Content-Addressed Blobs

When you capture a screenshot, record a voice note, or save a PDF, the raw binary content is stored on the filesystem inside the .omnidata bundle’s blobs/ directory. No binary data lives inside SQLite.

Content addressing

Every blob is named by its SHA-256 hash. This provides:

Deduplication: Same file captured twice, stored once
Integrity: The filename is the checksum – verification is free
Immutability: A blob’s content never changes. New content = new hash

Filesystem storage with fanout

Blobs are organized using a two-character fanout prefix, similar to Git’s object storage:

.omnidata/
└── blobs/
    ├── ab/
    │   ├── ab3f7c9e2d...sha256
    │   └── ab91f0a412...sha256
    ├── c8/
    │   └── c84d02ee7b...sha256
    └── f1/
        └── f1a8b3cc00...sha256

The first two hex characters of the hash become the directory name. This prevents any single directory from accumulating millions of entries, which degrades filesystem performance.

Store, read, verify

Storing a blob

Compute SHA-256 of the content
Derive the path: blobs/{hash[:2]}/{hash}
Create the fanout directory if it doesn’t exist
Write the file (atomic write with temp file + rename)
Record the hash, size, and MIME type in index.db

import hashlib, os, tempfile

def store_blob(bundle_path, data, mime_type):
    h = hashlib.sha256(data).hexdigest()
    fanout = os.path.join(bundle_path, "blobs", h[:2])
    os.makedirs(fanout, exist_ok=True)
    blob_path = os.path.join(fanout, h)

    if not os.path.exists(blob_path):
        # Atomic write: temp file in same dir, then rename
        fd, tmp = tempfile.mkstemp(dir=fanout)
        os.write(fd, data)
        os.close(fd)
        os.rename(tmp, blob_path)

    return h  # content_hash for index.db

Reading a blob

def read_blob(bundle_path, content_hash):
    path = os.path.join(bundle_path, "blobs", content_hash[:2], content_hash)
    with open(path, "rb") as f:
        return f.read()

Verifying integrity

def verify_blob(bundle_path, content_hash):
    data = read_blob(bundle_path, content_hash)
    actual = hashlib.sha256(data).hexdigest()
    return actual == content_hash

Because the filename is the hash, verification is a single hash operation. No separate checksum database is needed.

Filesystem benefits

Storing blobs as regular files means the host filesystem does the heavy lifting:

Filesystem	What you get for free
btrfs	Transparent compression (zstd), CoW snapshots, block-level dedup, checksums
ZFS	Compression, send/receive for replication, scrubbing, checksums
APFS	Clonefile for instant copies, per-file encryption, snapshots
ext4	Universally available baseline, journaling
S3 / object storage	Versioning, lifecycle policies, cross-region replication

None of these features are available when binary data is locked inside a SQLite database. By storing blobs on the filesystem, OmniData inherits whatever the host provides – without writing a single line of compression, dedup, or snapshot code.

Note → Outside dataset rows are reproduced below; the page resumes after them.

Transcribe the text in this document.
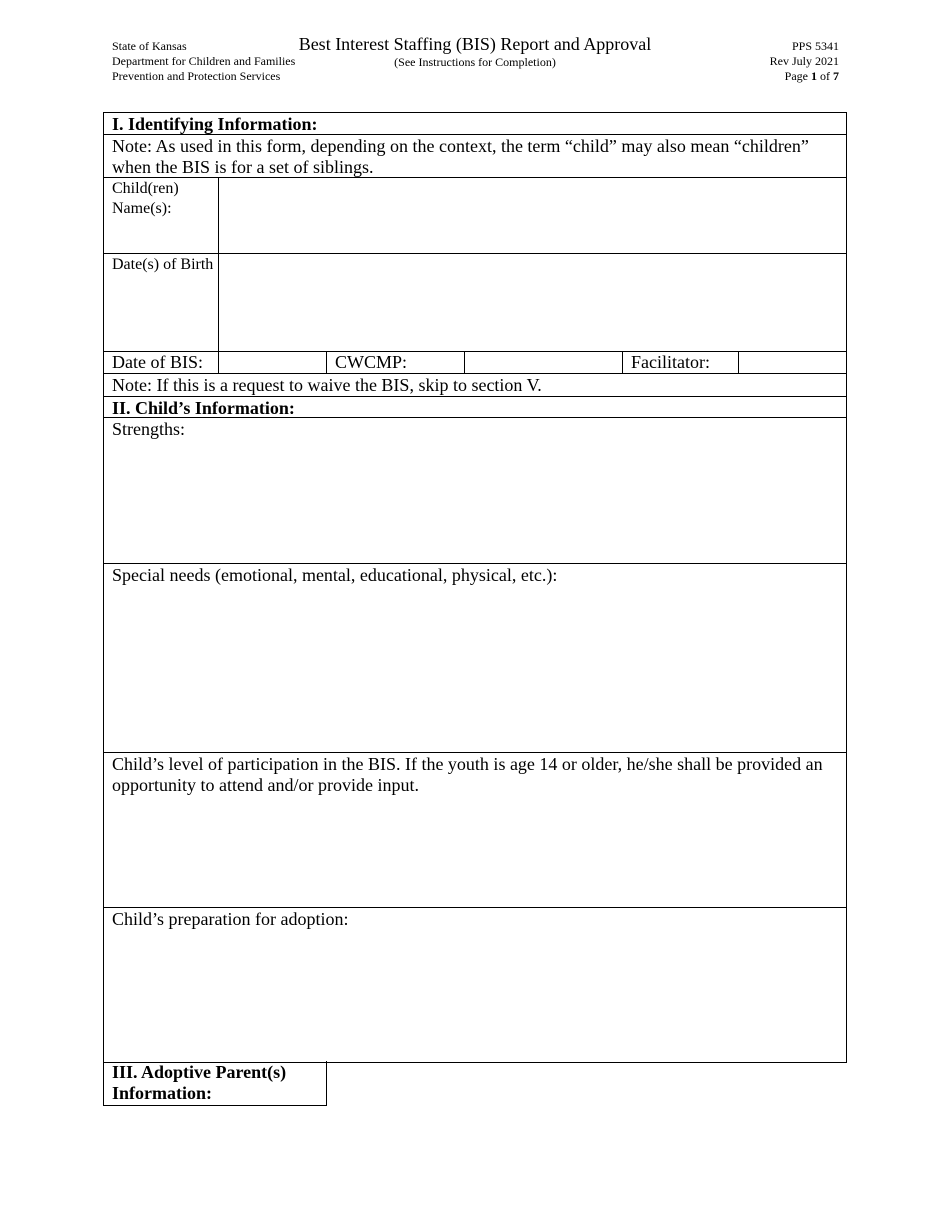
State of Kansas
Department for Children and Families
Prevention and Protection Services
Best Interest Staffing (BIS) Report and Approval
(See Instructions for Completion)
PPS 5341
Rev July 2021
Page 1 of 7
I. Identifying Information:
Note: As used in this form, depending on the context, the term “child” may also mean “children” when the BIS is for a set of siblings.
Child(ren) Name(s):
Date(s) of Birth
Date of BIS:	CWCMP:	Facilitator:
Note: If this is a request to waive the BIS, skip to section V.
II. Child’s Information:
Strengths:
Special needs (emotional, mental, educational, physical, etc.):
Child’s level of participation in the BIS. If the youth is age 14 or older, he/she shall be provided an opportunity to attend and/or provide input.
Child’s preparation for adoption:
III. Adoptive Parent(s) Information:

See Filesystem as Runtime for a deeper treatment.

Deduplication

Content addressing gives dedup at the application layer: two resources that reference the same binary share one blob file. But filesystem-level dedup goes further:

btrfs: duperemove or online dedup finds identical blocks across different blobs
ZFS: Block-level dedup (RAM-intensive but effective)
APFS: clonefile() creates zero-cost copies that share blocks until modified

Even across separate .omnidata instances, a filesystem with block-level dedup will share storage for identical content.

What gets stored as a blob vs. chunks

Content type	Blob?	Chunks?	Notes
Screenshots	Yes	No	PNG/JPEG binary
Voice recordings	Yes	No	WAV/MP3 binary
PDFs	Yes	Yes	Original binary as blob; extracted text as chunks
Images from web pages	Yes	No	Captured image data
Video clips	Yes	No	Large binary files
Text documents	No	Yes	Text goes directly into `index.db` chunks
Code files	No	Yes	Text goes into chunks with tree-sitter splitting

A resource can have both a blob (the original binary) and chunks (the extracted text). The blob preserves the original; the chunks make it searchable.